Turkey agreed to buy 20 new Eurofighter Typhoons from Britain for £8bn (R184bn) on Monday, deepening the Nato allies’ ties and bolstering Turkish air defences as Ankara said it was also seeking 24 more jets from Gulf states.
British Prime Minister Keir Starmer, on his first visit to Turkey since taking office last year, signed the deal with President Tayyip Erdogan and called it a “landmark moment”. Erdogan said joint defence industry projects could follow.
The deal, which some analysts called expensive, comes as Turkey seeks to leverage the advanced warplanes to make up ground with regional rivals such as Israel, which has unleashed strikes across the Middle East this year.
Europe has increasingly turned to Turkey, Nato’s second-largest military and a major exporter of armed drones, to reinforce its eastern flank and potentially backstop any future post-war stabilisation force in Ukraine.
PLANS FOR 24 MORE FROM OMAN AND QATAR
Separately, the defence ministry said Turkey plans to buy 12 more Typhoons each from Oman and Qatar.
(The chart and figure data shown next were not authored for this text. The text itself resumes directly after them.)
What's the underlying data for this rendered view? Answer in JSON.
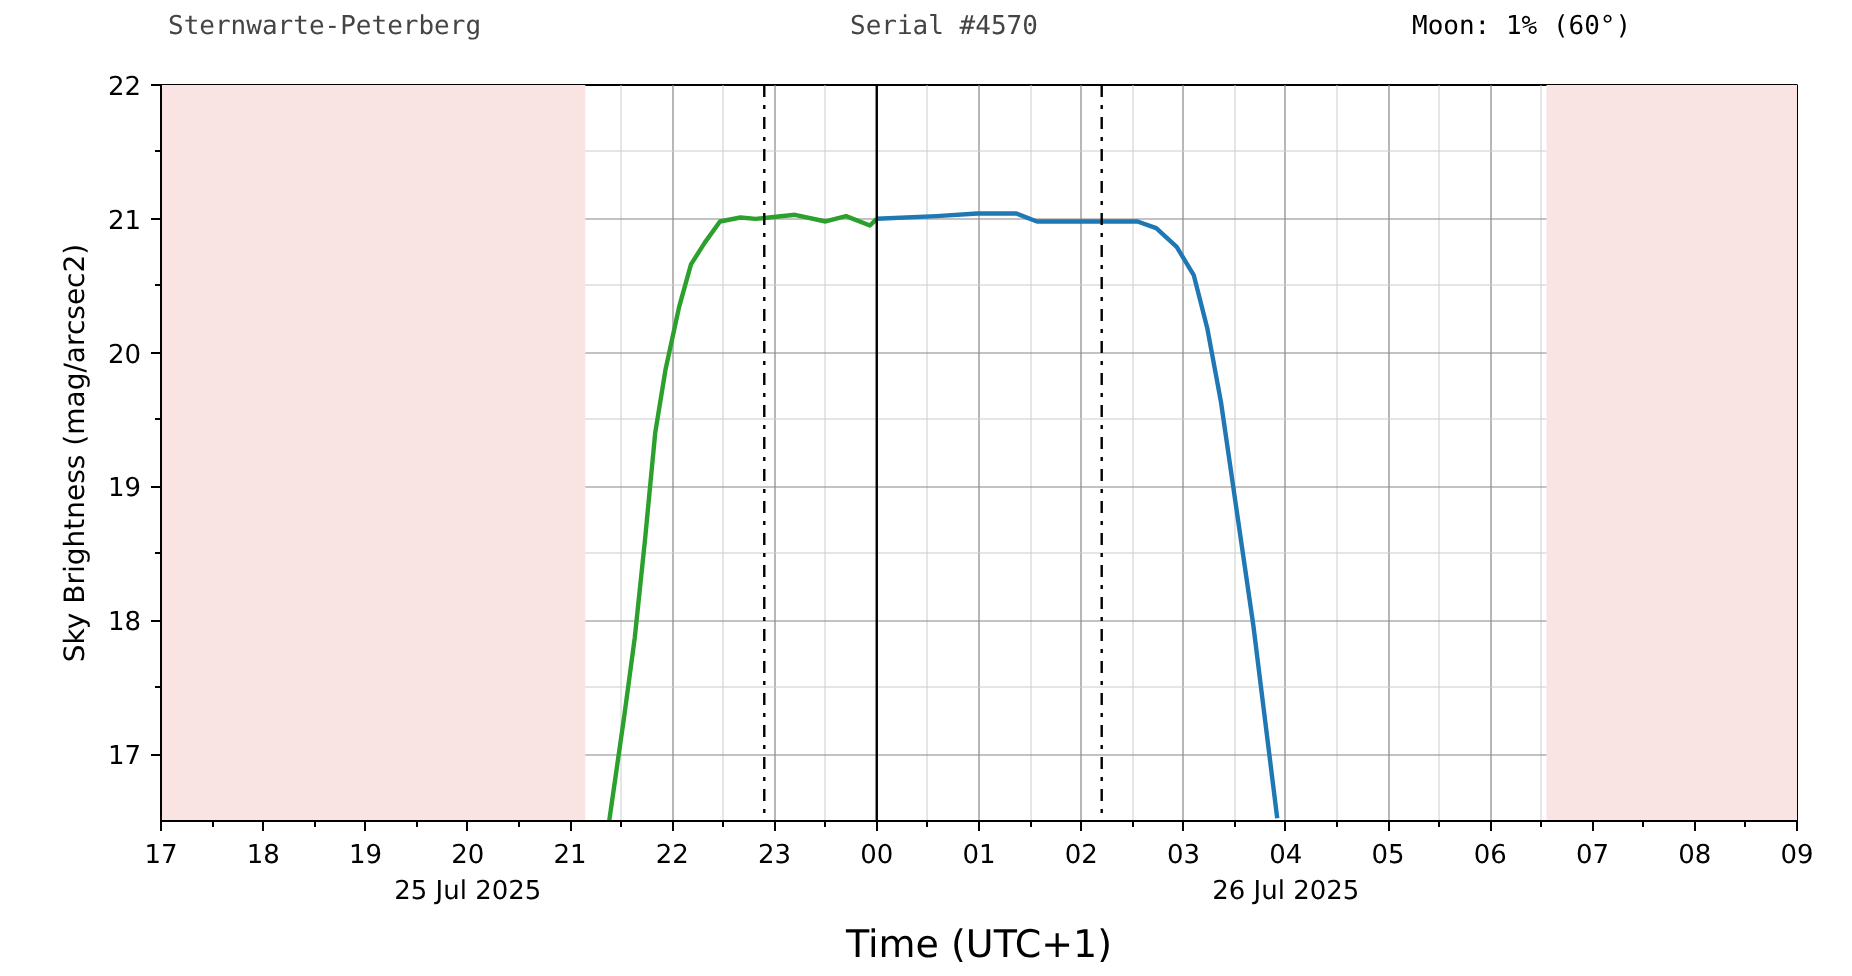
{
  "chart_data": {
    "type": "line",
    "xlabel": "Time (UTC+1)",
    "ylabel": "Sky Brightness (mag/arcsec2)",
    "annotations": [
      "Sternwarte-Peterberg",
      "Serial #4570",
      "Moon: 1% (60°)"
    ],
    "series": [
      {
        "color": "#2ca02c",
        "x": [
          "2025-07-25T21:23",
          "2025-07-25T21:32",
          "2025-07-25T21:38",
          "2025-07-25T21:44",
          "2025-07-25T21:50",
          "2025-07-25T21:56",
          "2025-07-25T22:04",
          "2025-07-25T22:11",
          "2025-07-25T22:19",
          "2025-07-25T22:28",
          "2025-07-25T22:40",
          "2025-07-25T22:49",
          "2025-07-25T23:12",
          "2025-07-25T23:30",
          "2025-07-25T23:42",
          "2025-07-25T23:56",
          "2025-07-26T00:00"
        ],
        "values": [
          16.5,
          17.3,
          17.87,
          18.6,
          19.4,
          19.87,
          20.34,
          20.66,
          20.82,
          20.98,
          21.01,
          21.0,
          21.03,
          20.98,
          21.02,
          20.95,
          21.0
        ]
      },
      {
        "color": "#1f77b4",
        "x": [
          "2025-07-26T00:00",
          "2025-07-26T00:35",
          "2025-07-26T00:59",
          "2025-07-26T01:22",
          "2025-07-26T01:34",
          "2025-07-26T01:58",
          "2025-07-26T02:33",
          "2025-07-26T02:44",
          "2025-07-26T02:56",
          "2025-07-26T03:06",
          "2025-07-26T03:14",
          "2025-07-26T03:22",
          "2025-07-26T03:32",
          "2025-07-26T03:41",
          "2025-07-26T03:48",
          "2025-07-26T03:55"
        ],
        "values": [
          21.0,
          21.02,
          21.04,
          21.04,
          20.98,
          20.98,
          20.98,
          20.93,
          20.79,
          20.58,
          20.18,
          19.63,
          18.75,
          17.96,
          17.24,
          16.52
        ]
      }
    ],
    "xlim": [
      "2025-07-25T17:00",
      "2025-07-26T09:00"
    ],
    "ylim": [
      16.5,
      22
    ],
    "xticks": [
      {
        "value": "2025-07-25T17:00",
        "label": "17"
      },
      {
        "value": "2025-07-25T18:00",
        "label": "18"
      },
      {
        "value": "2025-07-25T19:00",
        "label": "19"
      },
      {
        "value": "2025-07-25T20:00",
        "label": "20\n25 Jul 2025"
      },
      {
        "value": "2025-07-25T21:00",
        "label": "21"
      },
      {
        "value": "2025-07-25T22:00",
        "label": "22"
      },
      {
        "value": "2025-07-25T23:00",
        "label": "23"
      },
      {
        "value": "2025-07-26T00:00",
        "label": "00"
      },
      {
        "value": "2025-07-26T01:00",
        "label": "01"
      },
      {
        "value": "2025-07-26T02:00",
        "label": "02"
      },
      {
        "value": "2025-07-26T03:00",
        "label": "03"
      },
      {
        "value": "2025-07-26T04:00",
        "label": "04\n26 Jul 2025"
      },
      {
        "value": "2025-07-26T05:00",
        "label": "05"
      },
      {
        "value": "2025-07-26T06:00",
        "label": "06"
      },
      {
        "value": "2025-07-26T07:00",
        "label": "07"
      },
      {
        "value": "2025-07-26T08:00",
        "label": "08"
      },
      {
        "value": "2025-07-26T09:00",
        "label": "09"
      }
    ],
    "yticks": [
      17,
      18,
      19,
      20,
      21,
      22
    ],
    "bands": [
      {
        "axis": "x",
        "from": "2025-07-25T17:00",
        "to": "2025-07-25T21:09",
        "color": "#f9e3e3"
      },
      {
        "axis": "x",
        "from": "2025-07-26T06:33",
        "to": "2025-07-26T09:00",
        "color": "#f9e3e3"
      }
    ],
    "ref_lines": [
      {
        "axis": "x",
        "value": "2025-07-25T22:54",
        "line_style": "dashdot",
        "color": "#000000"
      },
      {
        "axis": "x",
        "value": "2025-07-26T00:00",
        "line_style": "solid",
        "color": "#000000"
      },
      {
        "axis": "x",
        "value": "2025-07-26T02:12",
        "line_style": "dashdot",
        "color": "#000000"
      }
    ],
    "grid": true,
    "marker": "none",
    "line_style": "solid"
  }
}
Last week, citing a person familiar with the matter, Reuters reported Turkey was nearing a deal in which it would quickly receive 12 Typhoons, albeit lightly used, from Oman and Qatar to meet its immediate needs, with more new jets coming from Britain in future years.
London said Ankara would receive the first of the 20 Typhoons in 2030. Starmer said the deal, for which talks began in 2023, included an option to buy more.
Istanbul-based security and defence analyst Burak Yildirim called the £8bn price tag “outrageously high” and “unprecedented”, even if it includes options, ammunition, spare parts and training.
“They’re selling planes at frigate prices,” Yildirim said.
“The agreement is outright fraud. You can’t have a combat jet for £400m (R9.2bn). They’re selling one plane for the price of four.”
The sides did not give details on what, beyond the planes, was included in the deal.
FILLING GAPS IN TURKEY’S FLEET
In July, Turkey and Britain had signed a preliminary purchase deal for up to 40 Typhoons approved by Eurofighter consortium members including Germany, Italy and Spain, represented by Airbus, BAE Systems and Leonardo.
Last week, Erdogan visited Qatar and Oman in part to discuss the plan.
Turkey, enjoying its warmest ties with the West in years, has sought to procure the Eurofighters and also potentially US-made F-35s to backstop its ageing fleet of mostly F-16s.
It wants to fill a gap before its own Kaan fighters are ready in coming years, and last year it secured a $7bn (R120.5bn) deal with Washington for 40 F-16s that have faced delays.
Air attacks by Israel — the region’s most advanced military power with hundreds of US-supplied F-15, F-16 and F-35 fighters — on Turkey’s neighbours Iran and Syria, and on Lebanon and Qatar, have unnerved Ankara over the past year and persuaded it to revamp its defences, officials said.